Q.決算書の自己資本が500万円に足りないと完全アウト?

 

次に②です。

 

自己資本が500万円もない場合でも、資金調達能力があると認められれば要件を充たします。

この資金調達能力とは、例えば、

・銀行に預金が500万円以上ある

・500万円以上の価値のある不動産を持っている

・銀行から500万円の融資を受けた

・銀行から500万円の融資を受ける約束を取り付けてある

などをいいます。

 

決算書上の基盤が弱くても、現実にキャッシュを持っていれば

金銭的信用があるとみなしてくれるのですね。

 

申請の際は、

・金融機関発行の預金残高証明書や融資可能証明書

・固定資産税納税証明書、不動産登記簿謄本

などを添付して証明します。

 

現実には、(不動産などがある場合を除いて)預金残高証明書が最も楽で確実です。

 

融資可能証明書は、まだ融資を実行していない段階で、融資を保証するようなものですから、

銀行がなかなか出してくれない可能性があり、難易度が上がります。

 

よほど担保がしっかりしている場合以外は、やはり預金残高で証明したほうが良いでしょう。

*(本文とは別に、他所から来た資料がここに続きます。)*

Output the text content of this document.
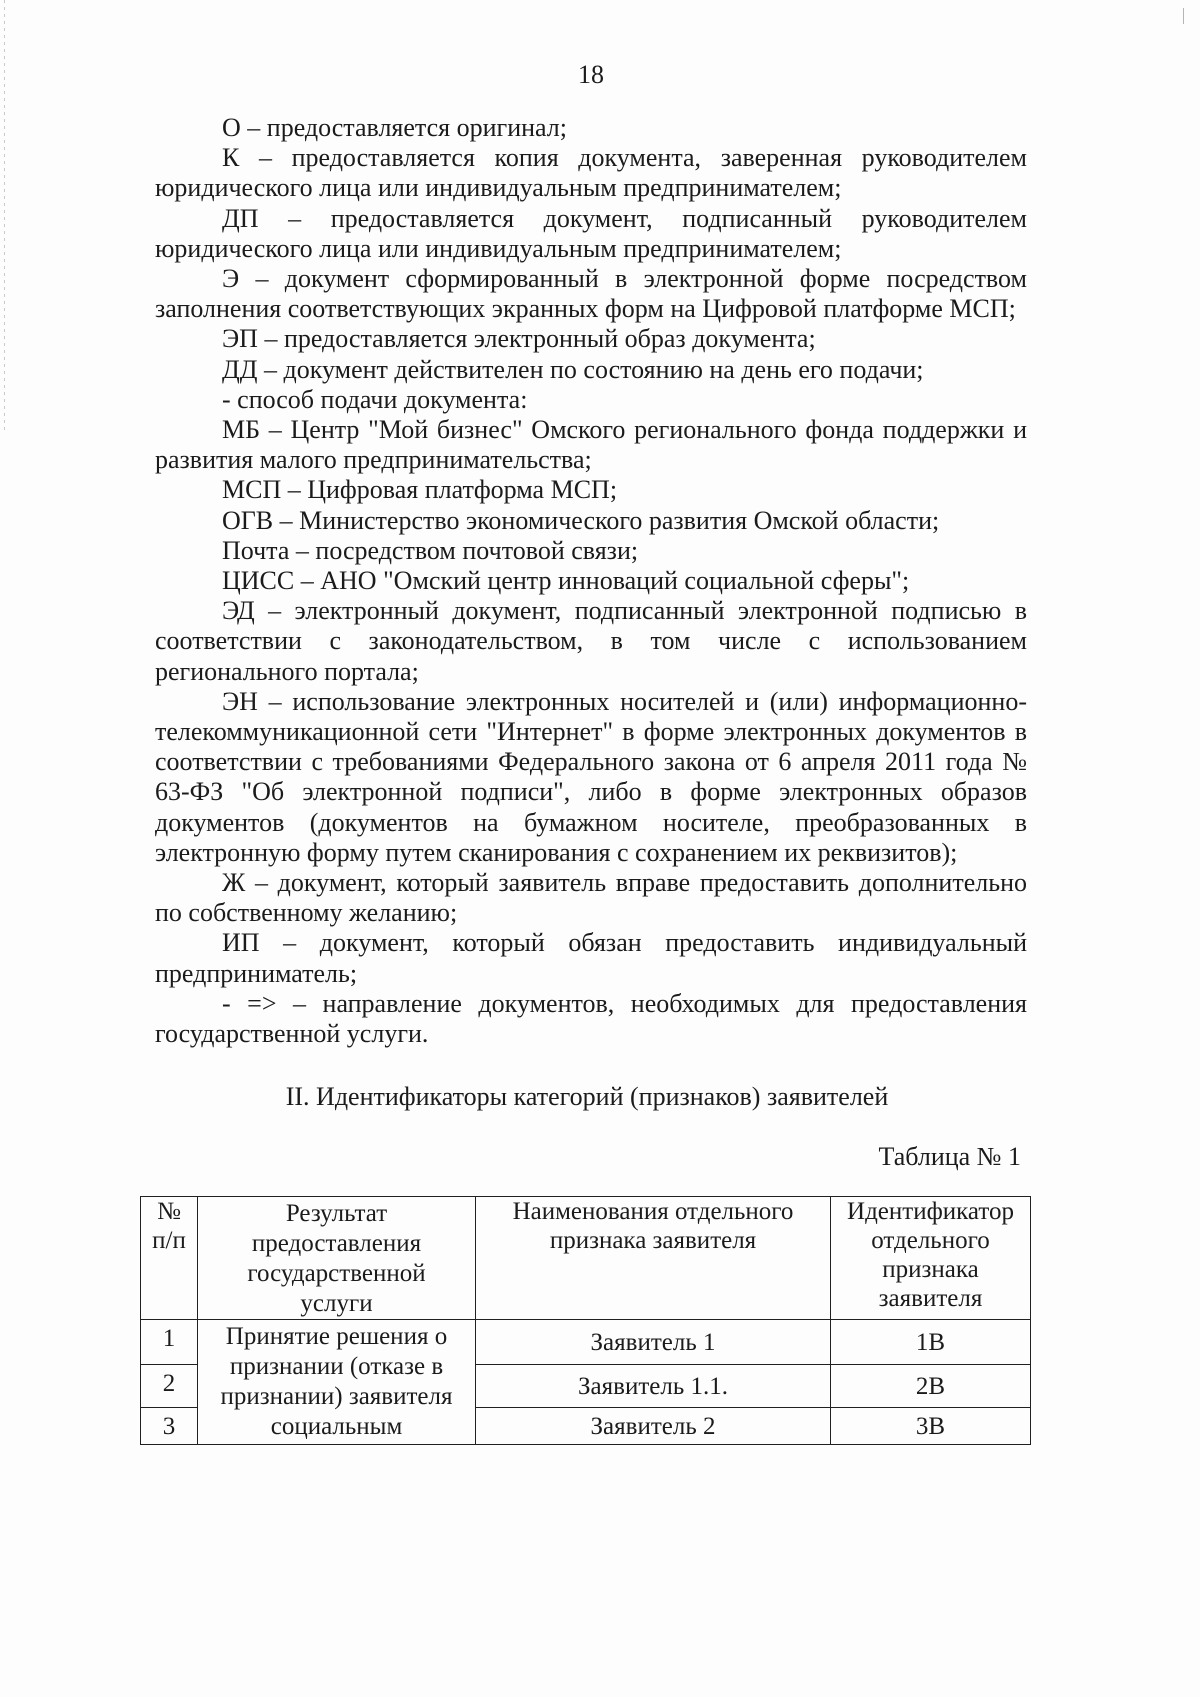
18

О – предоставляется оригинал;

К – предоставляется копия документа, заверенная руководителем юридического лица или индивидуальным предпринимателем;

ДП – предоставляется документ, подписанный руководителем юридического лица или индивидуальным предпринимателем;

Э – документ сформированный в электронной форме посредством заполнения соответствующих экранных форм на Цифровой платформе МСП;

ЭП – предоставляется электронный образ документа;

ДД – документ действителен по состоянию на день его подачи;

- способ подачи документа:

МБ – Центр "Мой бизнес" Омского регионального фонда поддержки и развития малого предпринимательства;

МСП – Цифровая платформа МСП;

ОГВ – Министерство экономического развития Омской области;

Почта – посредством почтовой связи;

ЦИСС – АНО "Омский центр инноваций социальной сферы";

ЭД – электронный документ, подписанный электронной подписью в соответствии с законодательством, в том числе с использованием регионального портала;

ЭН – использование электронных носителей и (или) информационно-телекоммуникационной сети "Интернет" в форме электронных документов в соответствии с требованиями Федерального закона от 6 апреля 2011 года № 63-ФЗ "Об электронной подписи", либо в форме электронных образов документов (документов на бумажном носителе, преобразованных в электронную форму путем сканирования с сохранением их реквизитов);

Ж – документ, который заявитель вправе предоставить дополнительно по собственному желанию;

ИП – документ, который обязан предоставить индивидуальный предприниматель;

- => – направление документов, необходимых для предоставления государственной услуги.

II. Идентификаторы категорий (признаков) заявителей
Таблица № 1
№ п/п	Результат предоставления государственной услуги	Наименования отдельного признака заявителя	Идентификатор отдельного признака заявителя
1	Принятие решения о признании (отказе в признании) заявителя социальным	Заявитель 1	1В
2		Заявитель 1.1.	2В
3		Заявитель 2	3В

そもそも担保となる不動産などがあるなら、そちらで証明すればいいわけですから。

(都道府県によっては、残高証明ではなく、融資可能証明書が必要な場合もあります

事前に必ずご確認下さい。)

 

ちなみに、ここでは一般建設業許可の場合でお話しましたが、

3000万円以上の工事を請け負えるようになる特定建設業許可の場合は、

純資産も4000万円以上(3000万円ではありません)必要になり、

資本金が額や欠損比率・流動比率など要件は細かくなります。